In Lima, 95 miles from the epicenter, only one death was recorded. But the furious two minutes of shaking prompted thousands to flee into the streets and sleep in public parks.

"The earth moved differently this time. It made waves and the earth was like jelly," said Antony Falconi, 27, trying to find a bus to take him home.

Scientists said the quake was a "megathrust" _ a type of earthquake similar to the catastrophic Indian Ocean temblor in 2004 that generated deadly tsunami waves. "Megathrusts produce the largest earthquakes on the planet," said USGS geophysicist Paul Earle.

Wednesday's quake caused a tsunami as well, but scientists expected surges of no more than 1.6 feet in faraway Japan.

In general, magnitude 8 quakes are capable of causing tremendous damage. Quakes of magnitude 2.5 to 3 are the smallest generally felt, and every increase of one number on the magnitude scale means that the quake's magnitude is 10 times as great.

The temblor occurred in one of the most seismically active regions in the world at the boundary where the Nazca and South American tectonic plates meet. The plates are moving together at a rate of 3 inches a year, Earle said.

The last time a quake of magnitude 7.0 or larger struck Peru was in September 2005, when a 7.5-magnitude earthquake rocked the country's northern jungle, killing four people. In 2001, a 7.9-magnitude quake struck near the southern Andean city of Arequipa, killing 71.






Analysis

The Nazca tectonic plate's triggering of the 8.0 earthquake event of August 15th has been defined as a "megathrust" quake by seismologists due to its undulating power and similarity to the 2004 Indian Ocean 9.2 earthquake and tsunami.

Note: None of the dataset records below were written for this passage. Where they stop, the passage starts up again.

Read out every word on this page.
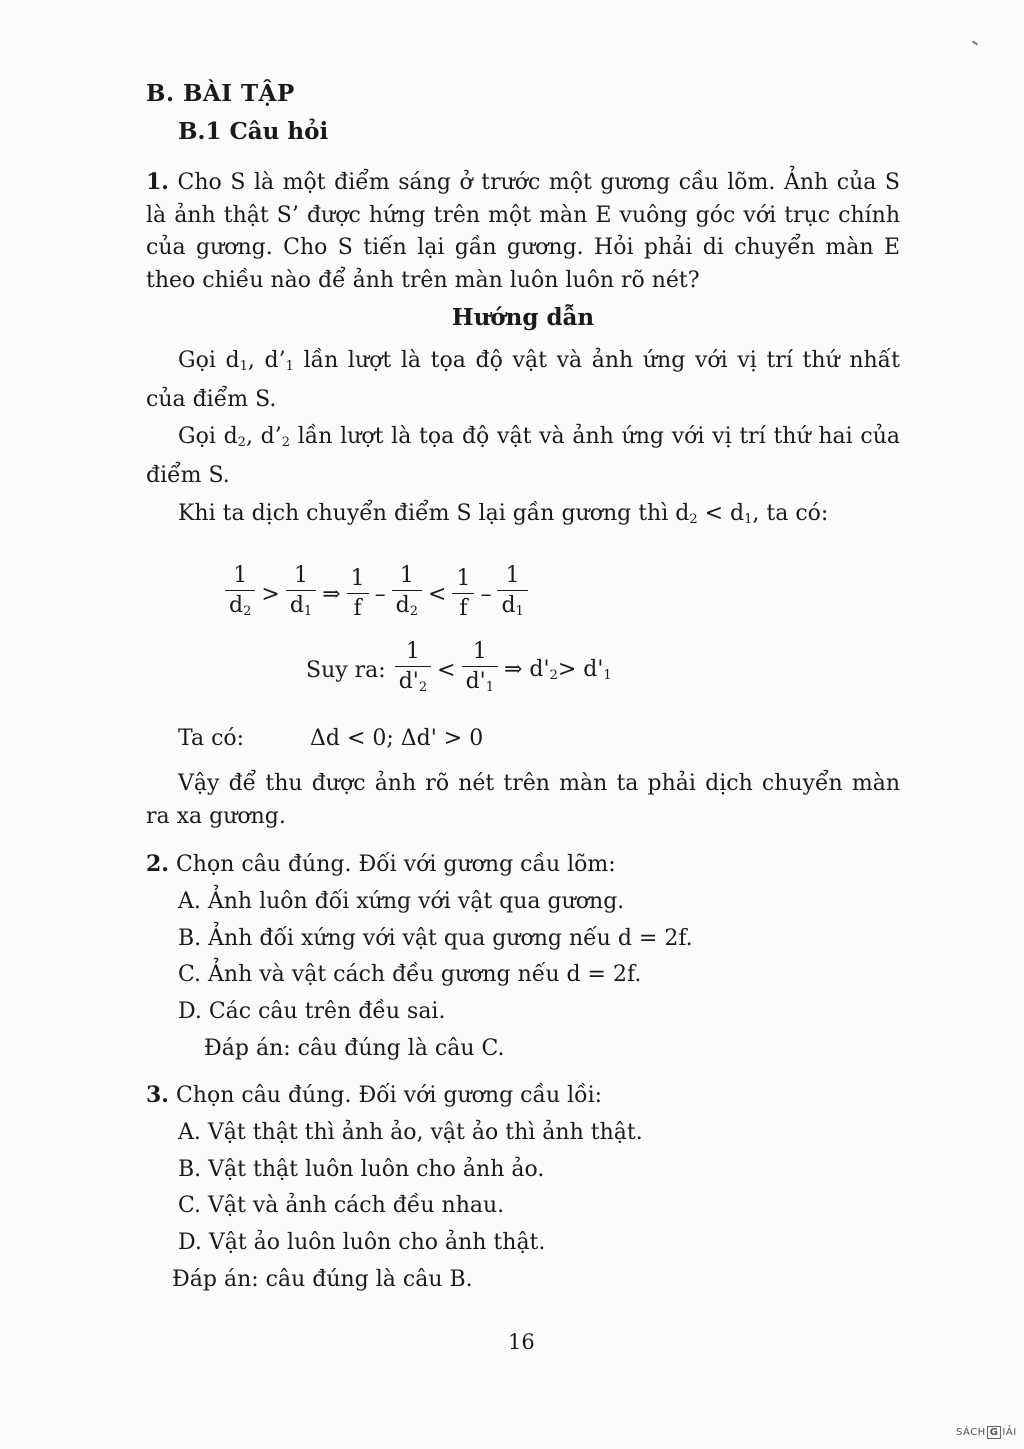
B. BÀI TẬP
B.1 Câu hỏi
1. Cho S là một điểm sáng ở trước một gương cầu lõm. Ảnh của S là ảnh thật S’ được hứng trên một màn E vuông góc với trục chính của gương. Cho S tiến lại gần gương. Hỏi phải di chuyển màn E theo chiều nào để ảnh trên màn luôn luôn rõ nét?
Hướng dẫn
Gọi $d_1$, $d’_1$ lần lượt là tọa độ vật và ảnh ứng với vị trí thứ nhất của điểm S.
Gọi $d_2$, $d’_2$ lần lượt là tọa độ vật và ảnh ứng với vị trí thứ hai của điểm S.
Khi ta dịch chuyển điểm S lại gần gương thì $d_2 < d_1$, ta có:
$\frac{1}{d_2} > \frac{1}{d_1}$ ⇒ $\frac{1}{f} - \frac{1}{d_2} < \frac{1}{f} - \frac{1}{d_1}$
Suy ra: $\frac{1}{d'_2} < \frac{1}{d'_1}$ ⇒ $d'_2> d'_1$
Ta có:	Δd < 0; Δd' > 0
Vậy để thu được ảnh rõ nét trên màn ta phải dịch chuyển màn ra xa gương.
2. Chọn câu đúng. Đối với gương cầu lõm:
A. Ảnh luôn đối xứng với vật qua gương.
B. Ảnh đối xứng với vật qua gương nếu d = 2f.
C. Ảnh và vật cách đều gương nếu d = 2f.
D. Các câu trên đều sai.
Đáp án: câu đúng là câu C.
3. Chọn câu đúng. Đối với gương cầu lồi:
A. Vật thật thì ảnh ảo, vật ảo thì ảnh thật.
B. Vật thật luôn luôn cho ảnh ảo.
C. Vật và ảnh cách đều nhau.
D. Vật ảo luôn luôn cho ảnh thật.
Đáp án: câu đúng là câu B.
16
SÁCH G IẢI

This type of deep undulating intensity is part of a regional infrasonic resonance amplified by the piezoelectric limestone bedrock. Quartz and calcite crystals have long been used as transducers to convert acoustic signals into mechanical/kinetic energy, the exact process by which the Nacza tremor was resonantly amplified.

Nazca (14.83S 74.95W) is 7,673 miles from the Orion pyramids of Giza, Egypt, a distance that is 30.9% of the Earth's mean circumference of 24,892 miles. This unusual earthquake activity is likely a forerunner of more destructive forces that produce piezoelectric firestorms.

Waves of piezoelectric fires previously scorched Italy's Berici Hills and are simultaneously occurring in Messina, Italy, Ratria, India, Bodibe, South Africa, Seattle, Vallejo and Santa Barbara, USA.